We should never stop feeding our appetites for knowledge, writes CAROLYN HENDERSON The more time you spend with horses, the more you realise that you never stop learning about them. Learning goes through stages. You start off like a sponge, soaking up anything and everything. Then you get to know your fetlocks from your withers and feel more confident. Finally, you decide that with the right support, you know enough to become a horse owner – which is when the roller coaster ride really begins. In some ways, I envy those who are starting their horse-owning journey. There is so much science-based knowledge available that vital aspects of management, such as feeding, can be based on fact rather than fiction. In others, I respect horse sense – knowledge built through time spent with horses and from listening to those who have spent a lifetime observing them and feeling their responses when riding.

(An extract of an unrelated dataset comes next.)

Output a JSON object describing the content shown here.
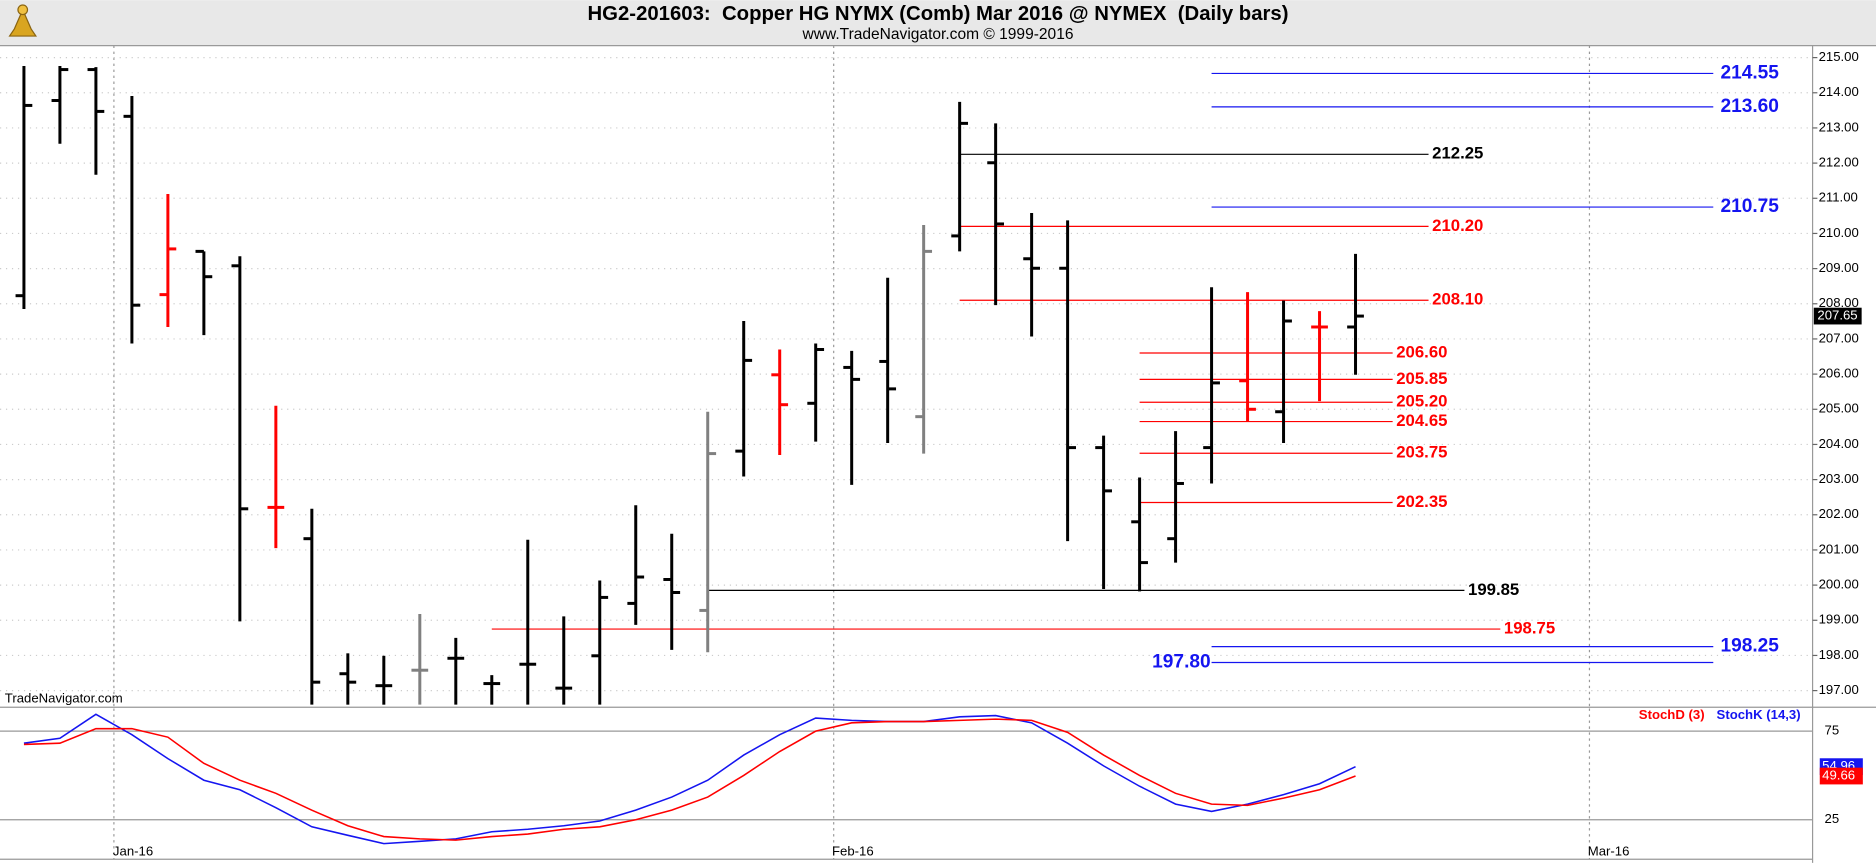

The best of both worlds comes from combining the two, being ready to ask questions and always being ready to question the way you do things. That’s why I was sad to read cutting replies on a respected online forum to a member who asked for views on feeding her horse. She knew all the correct principles, from basing every diet on good quality forage to feeding according to age, type, and workload, but wanted to fine tune her horse’s diet now that she was stepping up a rung on the competition ladder. Some members shared their experiences while others suggested companies whose nutritionists had, they felt, given good advice. Sadly, others were scathing and sneered at both the poster of the original query and the nutritionists others recommended. “If you don’t know how to feed a horse, you shouldn’t own one,” declared one person. Others believed that you couldn’t trust nutritionists, because all they wanted to do was push their own products. There are a few potholes in those beliefs. One is that no matter how knowledgeable you think you are, you need to keep up to date with the latest research and decide if and how you apply it to your circumstances. It’s the equivalent of CPD (continuous professional development) which is, or should be, vital in any workplace. Knowledge evolves. For instance, we all spent decades thinking that hanging cheek snaffles applied a little poll pressure. 

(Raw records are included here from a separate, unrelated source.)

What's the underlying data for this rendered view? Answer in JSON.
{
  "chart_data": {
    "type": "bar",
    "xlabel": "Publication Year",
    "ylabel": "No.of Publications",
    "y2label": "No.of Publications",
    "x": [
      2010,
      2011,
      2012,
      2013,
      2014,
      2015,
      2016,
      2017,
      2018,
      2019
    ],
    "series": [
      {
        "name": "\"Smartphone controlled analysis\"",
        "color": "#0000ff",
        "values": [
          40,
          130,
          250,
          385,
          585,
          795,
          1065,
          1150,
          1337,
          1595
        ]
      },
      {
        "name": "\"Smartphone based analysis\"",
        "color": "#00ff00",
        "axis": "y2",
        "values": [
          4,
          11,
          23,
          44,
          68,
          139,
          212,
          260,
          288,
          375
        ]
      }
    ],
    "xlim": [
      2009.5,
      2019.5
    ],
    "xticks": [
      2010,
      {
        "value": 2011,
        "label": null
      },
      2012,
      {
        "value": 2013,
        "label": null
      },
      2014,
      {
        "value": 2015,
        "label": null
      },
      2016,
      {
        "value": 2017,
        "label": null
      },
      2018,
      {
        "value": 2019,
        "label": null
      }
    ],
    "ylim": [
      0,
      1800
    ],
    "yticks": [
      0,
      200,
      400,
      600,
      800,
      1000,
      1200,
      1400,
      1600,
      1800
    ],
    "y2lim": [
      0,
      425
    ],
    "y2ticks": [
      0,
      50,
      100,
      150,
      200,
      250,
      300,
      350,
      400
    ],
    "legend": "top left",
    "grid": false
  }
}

Pressure testing analysis has shown that this isn’t the case. Does it matter? Perhaps not, if you remember the principle of observing your horse and being aware of his reactions. If he responds happily to the actions of a bit – and, just as important, the hands on the reins – you might not need to know how it works, just that it does. On the other hand, if he doesn’t like a bit where rein signals are transmitted instantly, or you don’t yet have the finesse to use it, you might use that research to direct you towards another combination of cheekpiece and mouthpiece. As for qualified nutritionists…well, hopefully they’ve helped most of us bust through feeding myths such as “Every horse should be given a bran mash once a week” and “Carrots are dangerous because they’re so high in sugar.” If you want to know more, call one of the brilliant free helplines offered by reputable companies and ask a good nutritionist! I hope those scathing posters ended up eating their words, because I doubt they’d ever talked to one.  



If you ring up a company, then of course the advice will centre on their products. But it should be – and in my experience, always is – based on sound principles and the latest research and will take into account a whole range of factors, including your horse’s lifestyle. As part of research for a magazine article, I once contacted six company nutritionists asking for advice for an imaginary horse and scenario. As far as they were concerned, I was a potential customer. In every case, I was given broad-based advice and while they suggested a feeding programme based on their products, the principles remained the same. And those scathing forum posters? I certainly don’t know it all, but I do know one thing. One day, a horse will show them that they aren’t as clever as they think. Then, perhaps, they’ll realise we all need to keep on learning.